On 4 October 2016 the State Secretariat for Migration set a new deadline for the applicant ’ s voluntary departure, which passed on 31 October 2016.
B. Relevant domestic law
The relevant provisions of the Asylum Act of 26 June 1998 ( Asylgesetz , 142.31) read as follows:
Art. 3 Definition of the term refugee
“1 Refugees are persons who in their native country or in their country of last residence are subject to serious disadvantages or have a well-founded fear of being exposed to such disadvantages for reasons of race, religion, nationality, membership of a particular social group or due to their political opinions.
2 Serious disadvantages include a threat to life, physical integrity or freedom as well as measures that exert intolerable psychological pressure. Motives for seeking asylum specific to women must be taken into account.
3 Persons who are subject to serious disadvantages or have a well-founded fear of being exposed to such disadvantages because they have refused to perform military service or have deserted are not refugees. The provisions of the Convention of 28 July 1951 relating to the Status of Refugees are reserved.

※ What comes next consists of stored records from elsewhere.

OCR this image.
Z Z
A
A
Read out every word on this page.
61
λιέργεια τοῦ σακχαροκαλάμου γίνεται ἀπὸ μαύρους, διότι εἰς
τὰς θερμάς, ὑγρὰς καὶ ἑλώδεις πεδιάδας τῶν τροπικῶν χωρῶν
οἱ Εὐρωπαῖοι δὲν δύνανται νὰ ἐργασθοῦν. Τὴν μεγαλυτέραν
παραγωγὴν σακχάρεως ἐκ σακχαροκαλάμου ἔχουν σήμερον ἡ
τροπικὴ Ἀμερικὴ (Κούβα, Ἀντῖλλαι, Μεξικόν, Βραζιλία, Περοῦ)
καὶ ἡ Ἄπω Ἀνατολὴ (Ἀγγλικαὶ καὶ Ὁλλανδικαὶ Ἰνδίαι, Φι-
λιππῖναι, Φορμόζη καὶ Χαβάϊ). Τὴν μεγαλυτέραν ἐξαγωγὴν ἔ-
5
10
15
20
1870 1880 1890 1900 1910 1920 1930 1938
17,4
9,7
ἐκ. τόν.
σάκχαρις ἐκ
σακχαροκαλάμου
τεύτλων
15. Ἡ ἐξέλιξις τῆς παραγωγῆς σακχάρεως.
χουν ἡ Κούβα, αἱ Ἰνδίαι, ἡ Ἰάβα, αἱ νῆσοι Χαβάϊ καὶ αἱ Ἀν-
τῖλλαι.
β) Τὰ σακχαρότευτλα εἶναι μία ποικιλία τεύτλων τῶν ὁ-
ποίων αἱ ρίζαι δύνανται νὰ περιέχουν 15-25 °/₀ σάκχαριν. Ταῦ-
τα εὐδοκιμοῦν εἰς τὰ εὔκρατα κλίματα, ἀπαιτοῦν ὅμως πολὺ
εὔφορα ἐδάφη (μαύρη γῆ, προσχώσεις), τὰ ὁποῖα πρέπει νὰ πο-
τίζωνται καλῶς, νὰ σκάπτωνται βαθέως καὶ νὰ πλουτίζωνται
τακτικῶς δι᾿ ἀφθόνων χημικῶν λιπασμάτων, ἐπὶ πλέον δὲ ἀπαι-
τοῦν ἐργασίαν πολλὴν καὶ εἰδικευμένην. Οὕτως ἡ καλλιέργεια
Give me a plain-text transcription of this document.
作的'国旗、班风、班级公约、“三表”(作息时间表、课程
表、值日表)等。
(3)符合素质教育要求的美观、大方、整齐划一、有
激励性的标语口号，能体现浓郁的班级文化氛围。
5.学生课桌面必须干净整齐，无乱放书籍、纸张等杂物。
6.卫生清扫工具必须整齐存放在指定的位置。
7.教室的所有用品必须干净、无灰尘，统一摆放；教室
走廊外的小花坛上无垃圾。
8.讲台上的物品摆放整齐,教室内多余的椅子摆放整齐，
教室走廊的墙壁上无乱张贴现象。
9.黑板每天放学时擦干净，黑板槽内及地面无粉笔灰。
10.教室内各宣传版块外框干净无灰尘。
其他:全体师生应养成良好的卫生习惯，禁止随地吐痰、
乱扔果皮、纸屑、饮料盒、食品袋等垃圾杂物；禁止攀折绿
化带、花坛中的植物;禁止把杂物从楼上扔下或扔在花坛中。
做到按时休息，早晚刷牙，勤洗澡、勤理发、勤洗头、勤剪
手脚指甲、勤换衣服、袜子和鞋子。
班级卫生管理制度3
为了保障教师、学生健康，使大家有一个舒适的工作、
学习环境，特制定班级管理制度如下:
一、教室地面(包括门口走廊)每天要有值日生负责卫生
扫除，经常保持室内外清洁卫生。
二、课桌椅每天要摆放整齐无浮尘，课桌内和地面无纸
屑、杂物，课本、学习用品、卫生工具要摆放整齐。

4 Persons who claim grounds based on their conduct following their departure that are neither an expression nor a continuation of a conviction already held in their native country or country of origin are not refugees. The provisions of the Convention of Refugee Convention are reserved.”
Art. 5 Ban on refoulement
“1 No person may be forced in any way to return to a country where their life, physical integrity or freedom are threatened on any of the grounds stated in Article 3 paragraph 1 or where they would be at risk of being forced to return to such a country.
2 The ban on refoulement may not be invoked if there are substantial grounds for the assumption that, because the person invoking it has a legally binding conviction for a particularly serious felony or misdemeanour , they represent a threat to Switzerland ’ s security or are to be considered dangerous to the public.”
Art. 7 Proof of refugee status
“1 Any person who applies for asylum must prove or at least credibly demonstrate their refugee status.
2 Refugee status is credibly demonstrated if the authority regards it as proven on the balance of probabilities.
3 Cases are not credible in particular if they are unfounded in essential points or are inherently contradictory, do not correspond to the facts or are substantially based on forged or falsified evidence.”
Art. 54 Subjective post-flight grounds
“Refugees shall not be granted asylum if they became refugees in accordance with Article 3 only by leaving their native country or country of origin or due to their conduct after their departure.”
The relevant provision of the Aliens Act of 16 December 2005 ( Bundesgesetz über die Ausländerinnen und Ausländer , 142.20) provided as follows:
Art. 83 Order for temporary admission
“1 If the enforcement of removal or expulsion is not possible, not permitted or not reasonable, the SEM shall order temporary admission.
2 Enforcement is not possible if the foreign national is unable to travel or be brought either to their native country or to their country of origin or a third country.
3 Enforcement is not permitted if Switzerland ’ s obligations under international law prevent the foreign national from making an onward journey to their native country, to their country of origin or to a third country.
4 Enforcement may be unreasonable for foreign nationals if they are specifically endangered by situations such as war, civil war, general violence and medical emergency in their native country or country of origin. ... ”
COMPLAINTS
The applicant complains under Articles 2 and 3 of the Convention that, on account of his conversion to Christianity and his membership of a Christian circle in Switzerland as well based on his participation in a demonstration against the Iranian government in Switzerland, he would be either executed or subjected to treatment in violation of Article 3 if he were removed to Iran.
QUESTION TO THE PARTIES
In the light of the applicant ’ s claims and the documents which have been submitted, would he face a risk of being subjected to treatment in breach of Articles 2 or 3 of the Convention if he were removed to Iran?